La data di ricarica della carta per il reddito di cittadinanza di novembre dipende dalla data di liquidazione delle somme e non solo

di , pubblicato il
Il reddito di cittadinanza di novembre non arriva per tutti nello stesso giorno

Il reddito di cittadinanza di novembre 2021, come per i mesi trascorsi, avverrà secondo un calendario diverso a seconda che trattasi di cittadini che già percepiscono il sussidio o di coloro che lo percepiscono per la prima volta.

L’accredito sulla carta Rdc

Il reddito di cittadinanza è nato come sussidio per chi versa in situazione di difficoltà economica. La finalità è quella di sostenere economicamente il percettore ed aiutarlo nel (re)inserimento nel mondo del lavoro.

L’importo spettante è accreditato mensilmente sulla Carta Reddito di Cittadinanza (si tratta di una carta di pagamento elettronica).
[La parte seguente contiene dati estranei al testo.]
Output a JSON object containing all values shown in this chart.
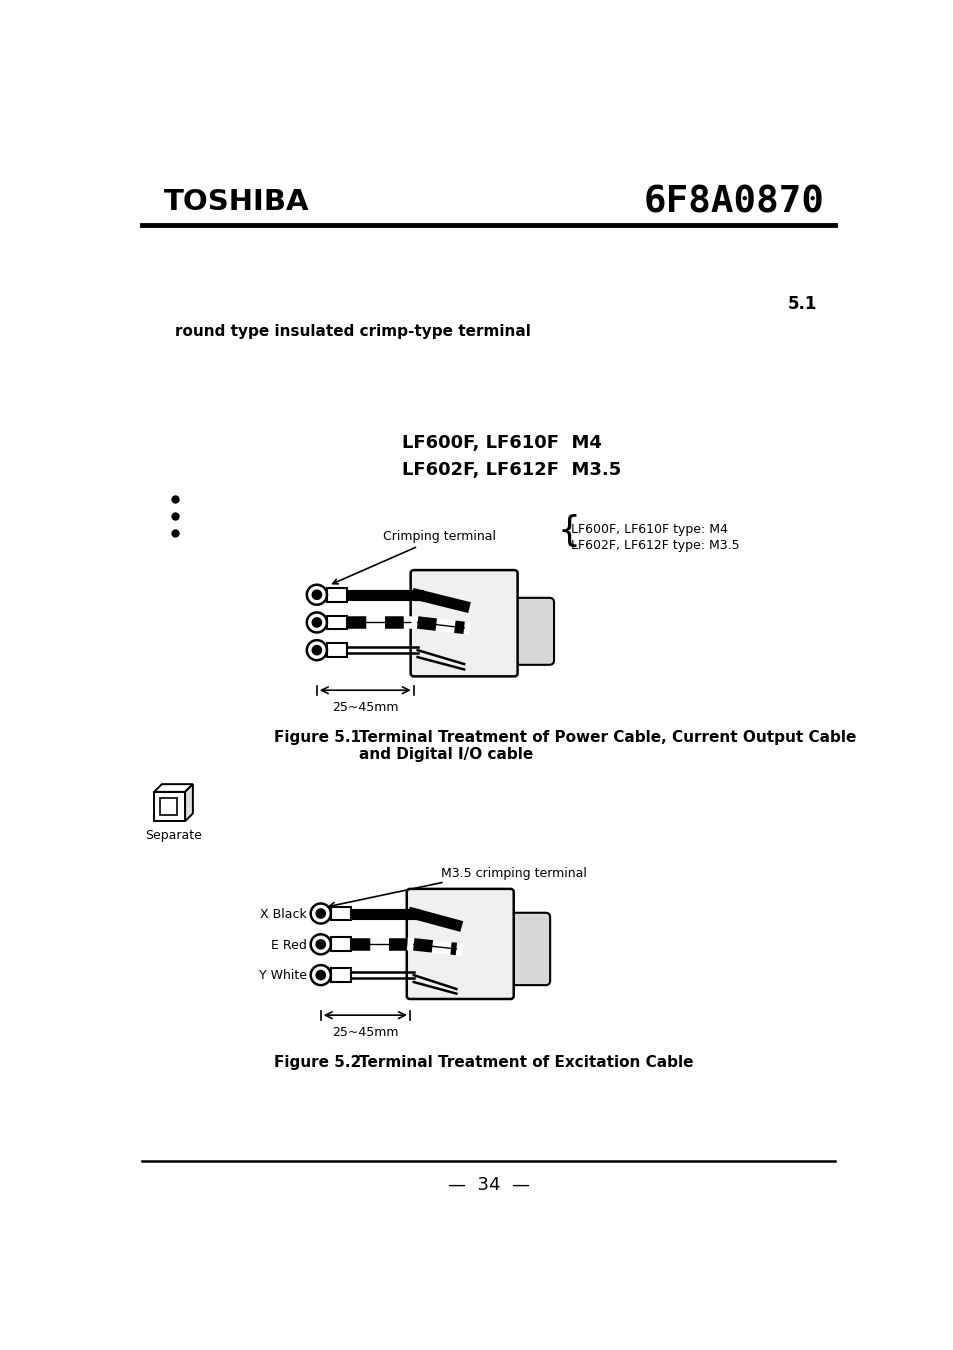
{
  "bg_color": "#ffffff",
  "toshiba_text": "TOSHIBA",
  "doc_number": "6F8A0870",
  "section_number": "5.1",
  "section_text": "round type insulated crimp-type terminal",
  "model_line1": "LF600F, LF610F  M4",
  "model_line2": "LF602F, LF612F  M3.5",
  "fig1_label": "Figure 5.1",
  "fig1_title_line1": "Terminal Treatment of Power Cable, Current Output Cable",
  "fig1_title_line2": "and Digital I/O cable",
  "fig1_annotation1": "Crimping terminal",
  "fig1_annotation2a": "LF600F, LF610F type: M4",
  "fig1_annotation2b": "LF602F, LF612F type: M3.5",
  "fig1_dim_label": "25~45mm",
  "fig2_label": "Figure 5.2",
  "fig2_title": "Terminal Treatment of Excitation Cable",
  "fig2_annotation": "M3.5 crimping terminal",
  "fig2_dim_label": "25~45mm",
  "fig2_wire1": "X Black",
  "fig2_wire2": "E Red",
  "fig2_wire3": "Y White",
  "separate_label": "Separate",
  "page_number": "34"
}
Quando sarà pagato il reddito di cittadinanza di novembre

Per il pagamento del reddito di cittadinanza, l’accredito sulla carta avviene a partire dal giorno 27 del mese di competenza. Dal 27 novembre 2021, le poste inizieranno a ricaricare la carte Rdc per coloro che già percepiscono il sussidio.

Mentre per chi dovrà percepirlo per la prima volta, la ricarica sarà effettuata a partire dal 18 novembre 2021.

Si tenga presente che le date indicate sono orientative, quindi, l’accredito potrà avvenire anche qualche giorno prima o dopo. Il tutto dipende dalla liquidazione degli importo da parte dell’INPS.

Come utilizzare la carta Rdc

Ricordiamo che la somma ricevuta non può essere spesa indistintamente dal cittadino, in quanto il legislatore indica specificamente a quali beni e servizi è possibile destinarne l’utilizzo della carta. In dettaglio si tratta di:

  • beni e servizi di base (ad esempio canone di affitto mensile e rata del mutuo)
  • spese alimentari
  • spese sanitarie
  • le utenze domestiche (luce, acqua, gas, ecc.).

E’ ammesso anche il prelievo in contanti (di importo non superiore a 100 euro mensili moltiplicato per la c.d.

“scale di equivalenza”, il che vale a dire un importo massimo mensile prelevabile di 220 euro).